The asm diffs in existing test files show that we are affecting the default behavior of RISC-V compiles, right? If those are considered neutral or improvements, then I think this is good to go.

Gerolf added a comment.Feb 1 2023, 5:44 PM

Given that this is RISC-V and under a flag, this LGTM. I would like to see stats on the FMA's plus the changes to the cycle counts on the critical path, and see how the data correlate to your measured run-time performance numbers. And ditto for the current heuristic. This might also help understand the wide variety of results in your SPEC data. Your numbers look all over the place. Also, you can probably push your idea more by allowing a parameterized schedule window (eg 10 or 15 instructions) rather than a basic block. This would allow you to catch cases across blocks and should work better for large blocks. Finally, I would not be surprised - just learning from your insights here and guessing - that various in-order processors show best performance for different window sizes. All this is just food for thought for additional/future work though. Cheers!

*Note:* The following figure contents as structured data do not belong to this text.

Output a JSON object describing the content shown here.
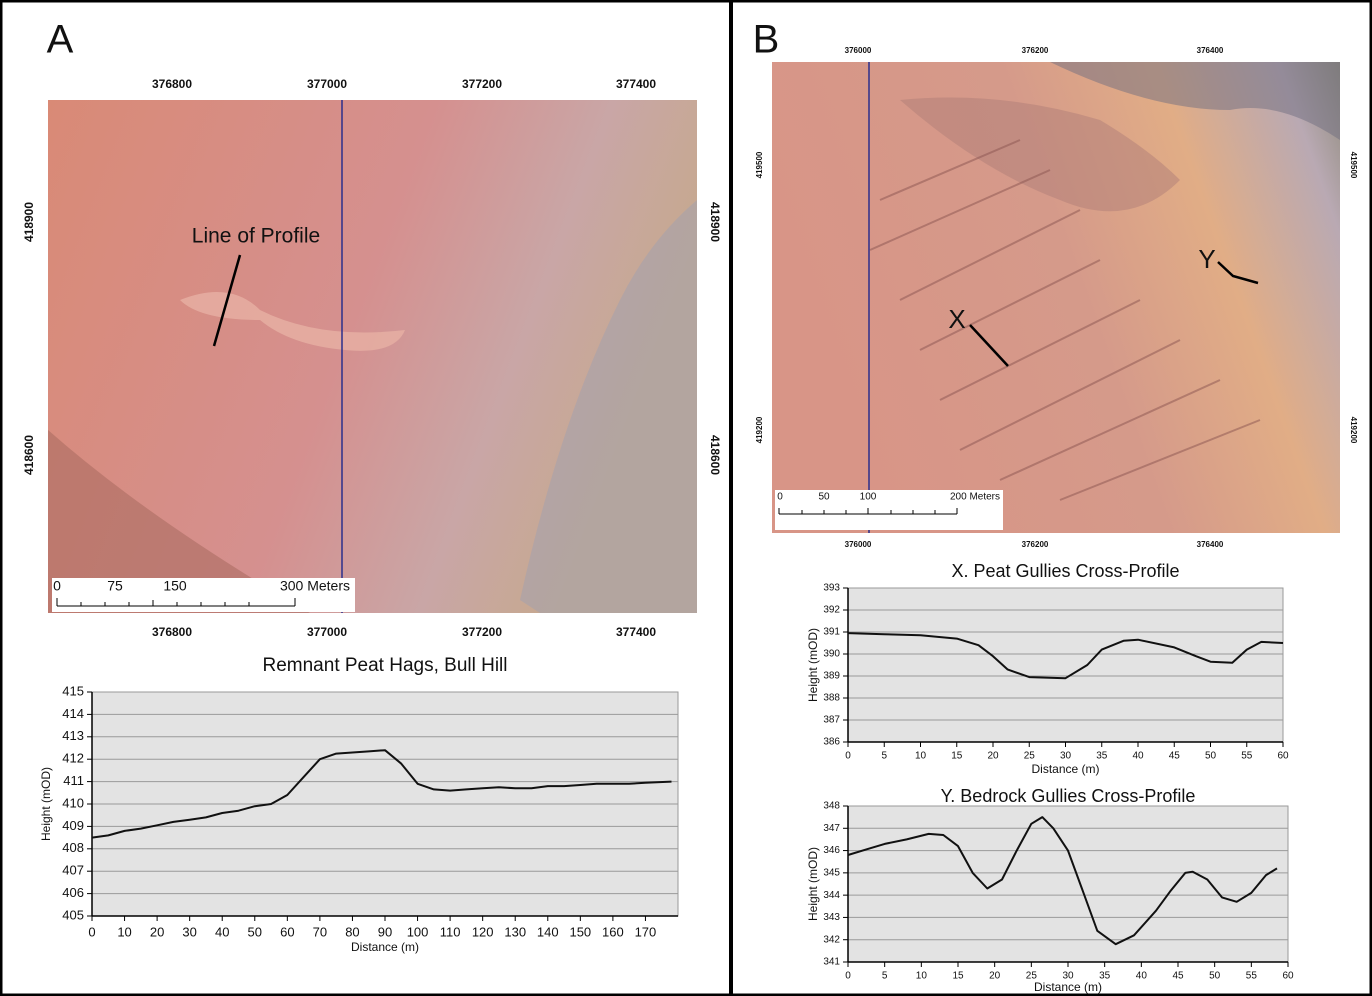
{
  "maps": [
    {
      "letter": "A",
      "top_labels": [
        376800,
        377000,
        377200,
        377400
      ],
      "side_labels": [
        418900,
        418600
      ],
      "annotations": [
        "Line of Profile"
      ],
      "scale_labels": [
        "0",
        "75",
        "150",
        "300 Meters"
      ]
    },
    {
      "letter": "B",
      "top_labels": [
        376000,
        376200,
        376400
      ],
      "side_labels": [
        419500,
        419200
      ],
      "annotations": [
        "X",
        "Y"
      ],
      "scale_labels": [
        "0",
        "50",
        "100",
        "200 Meters"
      ]
    }
  ],
  "chart_data": [
    {
      "type": "line",
      "title": "Remnant Peat Hags, Bull Hill",
      "x_label": "Distance (m)",
      "y_label": "Height (mOD)",
      "color": "#111111",
      "grid": true,
      "x": [
        0,
        5,
        10,
        15,
        20,
        25,
        30,
        35,
        40,
        45,
        50,
        55,
        60,
        65,
        70,
        75,
        80,
        85,
        90,
        95,
        100,
        105,
        110,
        115,
        120,
        125,
        130,
        135,
        140,
        145,
        150,
        155,
        160,
        165,
        170,
        178
      ],
      "values": [
        408.5,
        408.6,
        408.8,
        408.9,
        409.05,
        409.2,
        409.3,
        409.4,
        409.6,
        409.7,
        409.9,
        410.0,
        410.4,
        411.2,
        412.0,
        412.25,
        412.3,
        412.35,
        412.4,
        411.8,
        410.9,
        410.65,
        410.6,
        410.65,
        410.7,
        410.75,
        410.7,
        410.7,
        410.8,
        410.8,
        410.85,
        410.9,
        410.9,
        410.9,
        410.95,
        411.0
      ],
      "xlim": [
        0,
        180
      ],
      "xticks": [
        0,
        10,
        20,
        30,
        40,
        50,
        60,
        70,
        80,
        90,
        100,
        110,
        120,
        130,
        140,
        150,
        160,
        170
      ],
      "ylim": [
        405,
        415
      ],
      "yticks": [
        405,
        406,
        407,
        408,
        409,
        410,
        411,
        412,
        413,
        414,
        415
      ]
    },
    {
      "type": "line",
      "title": "X. Peat Gullies Cross-Profile",
      "x_label": "Distance (m)",
      "y_label": "Height (mOD)",
      "color": "#111111",
      "grid": true,
      "x": [
        0,
        5,
        10,
        15,
        18,
        20,
        22,
        25,
        30,
        33,
        35,
        38,
        40,
        45,
        48,
        50,
        53,
        55,
        57,
        60
      ],
      "values": [
        390.95,
        390.9,
        390.85,
        390.7,
        390.4,
        389.9,
        389.3,
        388.95,
        388.9,
        389.5,
        390.2,
        390.6,
        390.65,
        390.3,
        389.9,
        389.65,
        389.6,
        390.2,
        390.55,
        390.5
      ],
      "xlim": [
        0,
        60
      ],
      "xticks": [
        0,
        5,
        10,
        15,
        20,
        25,
        30,
        35,
        40,
        45,
        50,
        55,
        60
      ],
      "ylim": [
        386,
        393
      ],
      "yticks": [
        386,
        387,
        388,
        389,
        390,
        391,
        392,
        393
      ]
    },
    {
      "type": "line",
      "title": "Y. Bedrock Gullies Cross-Profile",
      "x_label": "Distance (m)",
      "y_label": "Height (mOD)",
      "color": "#111111",
      "grid": true,
      "x": [
        0,
        3,
        5,
        8,
        11,
        13,
        15,
        17,
        19,
        21,
        23,
        25,
        26.5,
        28,
        30,
        32,
        34,
        36.5,
        39,
        42,
        44,
        46,
        47,
        49,
        51,
        53,
        55,
        57,
        58.5
      ],
      "values": [
        345.8,
        346.1,
        346.3,
        346.5,
        346.75,
        346.7,
        346.2,
        345.0,
        344.3,
        344.7,
        346.0,
        347.2,
        347.5,
        347.0,
        346.0,
        344.2,
        342.4,
        341.8,
        342.2,
        343.3,
        344.2,
        345.0,
        345.05,
        344.7,
        343.9,
        343.7,
        344.1,
        344.9,
        345.2
      ],
      "xlim": [
        0,
        60
      ],
      "xticks": [
        0,
        5,
        10,
        15,
        20,
        25,
        30,
        35,
        40,
        45,
        50,
        55,
        60
      ],
      "ylim": [
        341,
        348
      ],
      "yticks": [
        341,
        342,
        343,
        344,
        345,
        346,
        347,
        348
      ]
    }
  ]
}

asi-sc updated this revision to Diff 495085.Feb 6 2023, 4:41 AM

Use MinInstrCount strategy when scheduling model is not specified.

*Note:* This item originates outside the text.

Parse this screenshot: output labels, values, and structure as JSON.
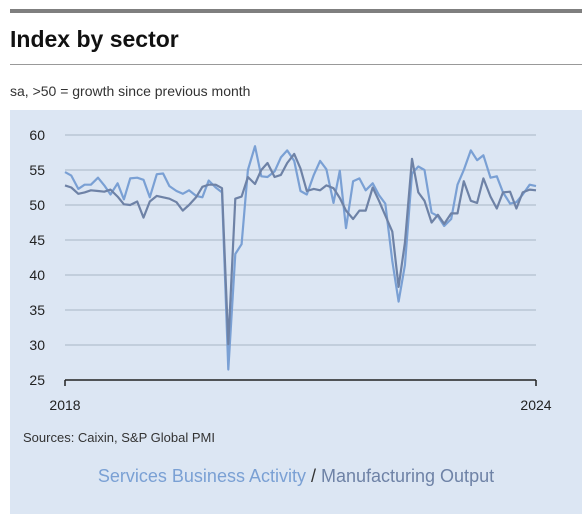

asi-sc added a comment.Feb 6 2023, 4:57 AM

The asm diffs in existing test files show that we are affecting the default behavior of RISC-V compiles, right? If those are considered neutral or improvements, then I think this is good to go.

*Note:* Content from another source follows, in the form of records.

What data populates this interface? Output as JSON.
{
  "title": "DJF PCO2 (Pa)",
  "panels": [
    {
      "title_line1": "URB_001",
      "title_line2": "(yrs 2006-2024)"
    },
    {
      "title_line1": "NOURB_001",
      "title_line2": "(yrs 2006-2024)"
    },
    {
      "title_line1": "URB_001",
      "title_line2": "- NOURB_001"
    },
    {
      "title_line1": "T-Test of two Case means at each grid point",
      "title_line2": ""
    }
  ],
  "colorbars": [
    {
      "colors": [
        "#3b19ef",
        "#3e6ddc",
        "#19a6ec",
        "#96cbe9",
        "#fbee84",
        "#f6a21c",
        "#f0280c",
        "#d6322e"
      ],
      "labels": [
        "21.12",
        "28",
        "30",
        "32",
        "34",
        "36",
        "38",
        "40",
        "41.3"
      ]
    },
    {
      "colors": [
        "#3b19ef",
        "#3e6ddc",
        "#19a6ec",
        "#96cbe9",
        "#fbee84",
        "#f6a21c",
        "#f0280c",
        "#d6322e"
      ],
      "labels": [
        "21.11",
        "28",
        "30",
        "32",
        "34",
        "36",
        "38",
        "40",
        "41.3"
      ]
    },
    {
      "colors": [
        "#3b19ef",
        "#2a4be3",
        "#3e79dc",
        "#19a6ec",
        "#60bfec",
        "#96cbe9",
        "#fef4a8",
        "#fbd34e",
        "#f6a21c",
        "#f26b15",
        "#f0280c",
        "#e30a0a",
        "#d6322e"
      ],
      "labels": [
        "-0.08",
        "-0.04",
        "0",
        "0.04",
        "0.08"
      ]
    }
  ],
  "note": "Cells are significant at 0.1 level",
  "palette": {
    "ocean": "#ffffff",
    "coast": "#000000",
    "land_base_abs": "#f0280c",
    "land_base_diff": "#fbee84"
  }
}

Thanks for the question. Although changes were neutral, I decided we shouldn't change the default behavior. At least not in this change. So, I slightly updated the patch.

Given that this is RISC-V and under a flag, this LGTM. I would like to see stats on the FMA's plus the changes to the cycle counts on the critical path, and see how the data correlate to your measured run-time performance numbers. And ditto for the current heuristic. This might also help understand the wide variety of results in your SPEC data. Your numbers look all over the place. Also, you can probably push your idea more by allowing a parameterized schedule window (eg 10 or 15 instructions) rather than a basic block. This would allow you to catch cases across blocks and should work better for large blocks. Finally, I would not be surprised - just learning from your insights here and guessing - that various in-order processors show best performance for different window sizes. All this is just food for thought for additional/future work though. Cheers!

Using a schedule window is an interesting idea, thank you. It'll definitely work better at basic block boundaries, however I can imagine basic blocks for which reasonably small schedule window won't work well because of instructions placement before scheduling. It might be a rare corner case though. I'll experiment with this idea at my free time.

spatel accepted this revision.Feb 6 2023, 5:15 AM

LGTM for the limited scope of the patch.
I don't know anything about those particular targets, so be prepared to deal with regressions/requests from developers on those platforms. :)

This revision is now accepted and ready to land.Feb 6 2023, 5:15 AM
This revision was landed with ongoing or failed builds.Feb 17 2023, 2:18 AM
This revision was automatically updated to reflect the committed changes.